I came across this very intriquing story out of Oregon:
Lunker largemouth roam Lost Creek Lake
It brought up several questions/comments in my mind:
"We really don't want them taken out right away," Johnson says. "We want to see them have a chance. It was probably poor timing for us to put them there before Memorial Day weekend," he says.
Why can't they just put in place some type of mandatory catch and release practice for that lake on largemouth bass, possible even an 'emergency' ruling?
Still, the original stocking of rainbow trout and largemouth bass proved effective as largemouth feasted on fingerling rainbows and grew to become the largest largemouth in Oregon.
Interesting given their more northerly latitude. Perhaps the rainbow trout/giant largemouth bass relationship occurs regardless of locale? Also note that Yoder's two big swimbait bass featured on this site from Indiana both came from a pit stocked with rainbows.
Sometime in the mid 1980s, someone illegally released smallmouth bass in the reservoir, where they felt at home among the rocks and didn't struggle with fluctuating summer water levels as much as largemouth do. By the mid-1990s, smallmouth bass were everywhere and only a few big largemouth remained. Smallmouth were feasting on juvenile largemouth, and by 1997 the fishery was all but gone, another casualty to renegade fish-stocking.
Sucks from a bait bucket/armchair biologist point of view. Around here though it is usually illegal shad stockings. Still, we anglers need to realize that outside their native range, largemouth or smallmouth aren't necessarily a good thing. If they're not already in a body of water, there is probably a good reason why.
On the other hand, a very cool scenario playing out where smallmouth are severly outcompeting largemouth in a given environment or habitat situation. Probably not unlike the spotted bass saga in many mid-central and southern reservoirs, as well as what happens in the lower ends of impoundments (SE US) where trophic levels are low.
Since then, groups like Johnson's committee have helped ODFW biologists catch bass in other lakes and release them into the reservoir.

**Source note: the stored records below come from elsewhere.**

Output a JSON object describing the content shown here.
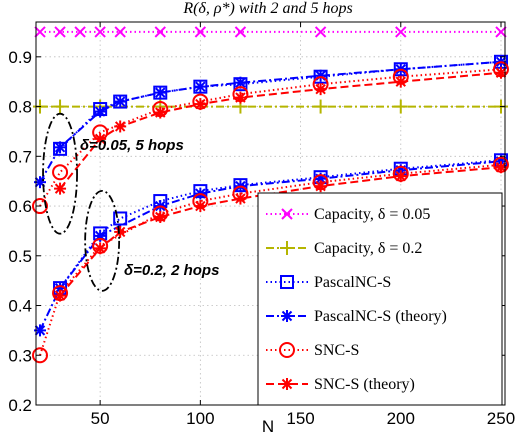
{
  "chart_data": {
    "type": "line",
    "title": "R(δ, ρ*) with 2 and 5 hops",
    "xlabel": "N",
    "ylabel": "",
    "xlim": [
      18,
      252
    ],
    "ylim": [
      0.2,
      0.97
    ],
    "xticks": [
      50,
      100,
      150,
      200,
      250
    ],
    "yticks": [
      0.2,
      0.3,
      0.4,
      0.5,
      0.6,
      0.7,
      0.8,
      0.9
    ],
    "xtick_labels": [
      "50",
      "100",
      "150",
      "200",
      "250"
    ],
    "ytick_labels": [
      "0.2",
      "0.3",
      "0.4",
      "0.5",
      "0.6",
      "0.7",
      "0.8",
      "0.9"
    ],
    "grid": true,
    "legend_position": "bottom-right",
    "series": [
      {
        "name": "Capacity, δ = 0.05",
        "color": "#ff00ff",
        "line": "dotted",
        "marker": "x",
        "x": [
          20,
          30,
          40,
          50,
          60,
          80,
          100,
          120,
          160,
          200,
          250
        ],
        "y": [
          0.95,
          0.95,
          0.95,
          0.95,
          0.95,
          0.95,
          0.95,
          0.95,
          0.95,
          0.95,
          0.95
        ]
      },
      {
        "name": "Capacity, δ = 0.2",
        "color": "#b5b500",
        "line": "dashdot",
        "marker": "plus",
        "x": [
          20,
          30,
          50,
          80,
          120,
          160,
          200,
          250
        ],
        "y": [
          0.8,
          0.8,
          0.8,
          0.8,
          0.8,
          0.8,
          0.8,
          0.8
        ]
      },
      {
        "name": "PascalNC-S",
        "color": "#0000ff",
        "line": "dotted",
        "marker": "square",
        "x": [
          30,
          50,
          60,
          80,
          100,
          120,
          160,
          200,
          250
        ],
        "y": [
          0.715,
          0.795,
          0.81,
          0.828,
          0.84,
          0.845,
          0.86,
          0.875,
          0.89
        ]
      },
      {
        "name": "PascalNC-S (theory)",
        "color": "#0000ff",
        "line": "dashdot",
        "marker": "asterisk",
        "x": [
          20,
          30,
          50,
          60,
          80,
          100,
          120,
          160,
          200,
          250
        ],
        "y": [
          0.648,
          0.718,
          0.79,
          0.81,
          0.828,
          0.84,
          0.848,
          0.862,
          0.875,
          0.89
        ]
      },
      {
        "name": "SNC-S",
        "color": "#ff0000",
        "line": "dotted",
        "marker": "circle",
        "x": [
          20,
          30,
          50,
          80,
          100,
          120,
          160,
          200,
          250
        ],
        "y": [
          0.6,
          0.668,
          0.748,
          0.795,
          0.81,
          0.825,
          0.845,
          0.86,
          0.875
        ]
      },
      {
        "name": "SNC-S (theory)",
        "color": "#ff0000",
        "line": "dashed",
        "marker": "asterisk",
        "x": [
          30,
          50,
          60,
          80,
          100,
          120,
          160,
          200,
          250
        ],
        "y": [
          0.635,
          0.735,
          0.76,
          0.788,
          0.805,
          0.818,
          0.835,
          0.85,
          0.868
        ]
      },
      {
        "name": "",
        "color": "#0000ff",
        "line": "dotted",
        "marker": "square",
        "x": [
          30,
          50,
          60,
          80,
          100,
          120,
          160,
          200,
          250
        ],
        "y": [
          0.435,
          0.545,
          0.575,
          0.61,
          0.63,
          0.642,
          0.658,
          0.675,
          0.692
        ]
      },
      {
        "name": "",
        "color": "#0000ff",
        "line": "dashdot",
        "marker": "asterisk",
        "x": [
          20,
          30,
          50,
          80,
          100,
          120,
          160,
          200,
          250
        ],
        "y": [
          0.35,
          0.435,
          0.54,
          0.6,
          0.625,
          0.64,
          0.655,
          0.672,
          0.69
        ]
      },
      {
        "name": "",
        "color": "#ff0000",
        "line": "dotted",
        "marker": "circle",
        "x": [
          20,
          30,
          50,
          80,
          100,
          120,
          160,
          200,
          250
        ],
        "y": [
          0.3,
          0.425,
          0.52,
          0.585,
          0.61,
          0.625,
          0.648,
          0.665,
          0.683
        ]
      },
      {
        "name": "",
        "color": "#ff0000",
        "line": "dashed",
        "marker": "asterisk",
        "x": [
          30,
          50,
          60,
          80,
          100,
          120,
          160,
          200,
          250
        ],
        "y": [
          0.42,
          0.515,
          0.548,
          0.578,
          0.6,
          0.615,
          0.64,
          0.66,
          0.678
        ]
      }
    ],
    "annotations": [
      {
        "text": "δ=0.05, 5 hops"
      },
      {
        "text": "δ=0.2, 2 hops"
      }
    ]
  }
}
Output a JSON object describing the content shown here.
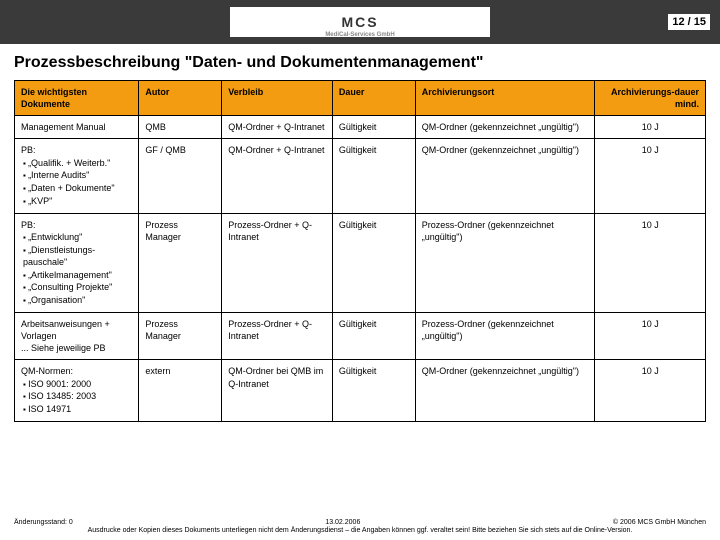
{
  "header": {
    "logo_text": "MCS",
    "logo_tagline": "MediCal-Services GmbH",
    "page_indicator": "12 / 15"
  },
  "title": "Prozessbeschreibung \"Daten- und Dokumentenmanagement\"",
  "table": {
    "columns": [
      "Die wichtigsten Dokumente",
      "Autor",
      "Verbleib",
      "Dauer",
      "Archivierungsort",
      "Archivierungs-dauer mind."
    ],
    "header_bg": "#f39c12",
    "border_color": "#000000",
    "rows": [
      {
        "doc_main": "Management Manual",
        "doc_items": [],
        "autor": "QMB",
        "verbleib": "QM-Ordner + Q-Intranet",
        "dauer": "Gültigkeit",
        "archivort": "QM-Ordner (gekennzeichnet „ungültig\")",
        "archivdauer": "10 J"
      },
      {
        "doc_main": "PB:",
        "doc_items": [
          "„Qualifik. + Weiterb.\"",
          "„Interne Audits\"",
          "„Daten + Dokumente\"",
          "„KVP\""
        ],
        "autor": "GF / QMB",
        "verbleib": "QM-Ordner + Q-Intranet",
        "dauer": "Gültigkeit",
        "archivort": "QM-Ordner (gekennzeichnet „ungültig\")",
        "archivdauer": "10 J"
      },
      {
        "doc_main": "PB:",
        "doc_items": [
          "„Entwicklung\"",
          "„Dienstleistungs-pauschale\"",
          "„Artikelmanagement\"",
          "„Consulting Projekte\"",
          "„Organisation\""
        ],
        "autor": "Prozess Manager",
        "verbleib": "Prozess-Ordner + Q-Intranet",
        "dauer": "Gültigkeit",
        "archivort": "Prozess-Ordner (gekennzeichnet „ungültig\")",
        "archivdauer": "10 J"
      },
      {
        "doc_main": "Arbeitsanweisungen + Vorlagen",
        "doc_tail": "... Siehe jeweilige PB",
        "doc_items": [],
        "autor": "Prozess Manager",
        "verbleib": "Prozess-Ordner + Q-Intranet",
        "dauer": "Gültigkeit",
        "archivort": "Prozess-Ordner (gekennzeichnet „ungültig\")",
        "archivdauer": "10 J"
      },
      {
        "doc_main": "QM-Normen:",
        "doc_items": [
          "ISO 9001: 2000",
          "ISO 13485: 2003",
          "ISO 14971"
        ],
        "autor": "extern",
        "verbleib": "QM-Ordner bei QMB im Q-Intranet",
        "dauer": "Gültigkeit",
        "archivort": "QM-Ordner (gekennzeichnet „ungültig\")",
        "archivdauer": "10 J"
      }
    ]
  },
  "footer": {
    "left": "Änderungsstand: 0",
    "center": "13.02.2006",
    "right": "© 2006 MCS GmbH München",
    "note": "Ausdrucke oder Kopien dieses Dokuments unterliegen nicht dem Änderungsdienst – die Angaben können ggf. veraltet sein! Bitte beziehen Sie sich stets auf die Online-Version."
  }
}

Don't try this at home kids :) It is almost always frowned upon to transfer fish from one body of water to another, even when waters are very close to each other. The risk of transfer of some type of previously unintroduced pathogen/virus/critter/etc. is too great. Interesting that they would publicly mention this fact, though there are very few other ways in which to get mature bass into a body of water as cost to rear to that size would be prohibitive. On the other hand, you could also argue that fish reared in ponds on DNR properties that then subsequently get stocked into state waters is in essence no different than what is occurring here.
"They've been catching them so easily because all those Davis Lake fish have seen are flies," Johnson says. "They've never seen spinner baits before."
How cool is that? Conditioning? Pressure effects? To what level does this apparent conditioning really effect bass biting? For example, when some company comes out with a completely new worm design, is it really different enough via some cue that fish will bite it better than all the other commonly thrown worms? What about newly introduced colors on already existing and well utilized baits?
They also are planting willows and sinking discarded Christmas trees by the thousands each winter to create more largemouth habitat in the moonscape lake bed.
Can you really change just the basic cover in a lake and subsequently override other more seemingly dominant habitat characteristics enough to change a fishery? Would not things like water clarity, forage base and trophic level trump cover? IDNR has documented a slight increase in abundance of smallmouth bass over the years at both Monroe and especially at Patoka, explained presently by time and washing/removing some of the silt/dirt covering the underlying bedrock. Exposing more of this material and changing basic substrate seems to have created better habiatat conditions for the smallies in these reservoirs.







The CO state record N LM is 11-4 (and reportedly only 22.5" long). I am told it came from a trout stocked lake at surprisingly high elevation (7500). The same guy told me that the angler has also caught another DD LM from this small res.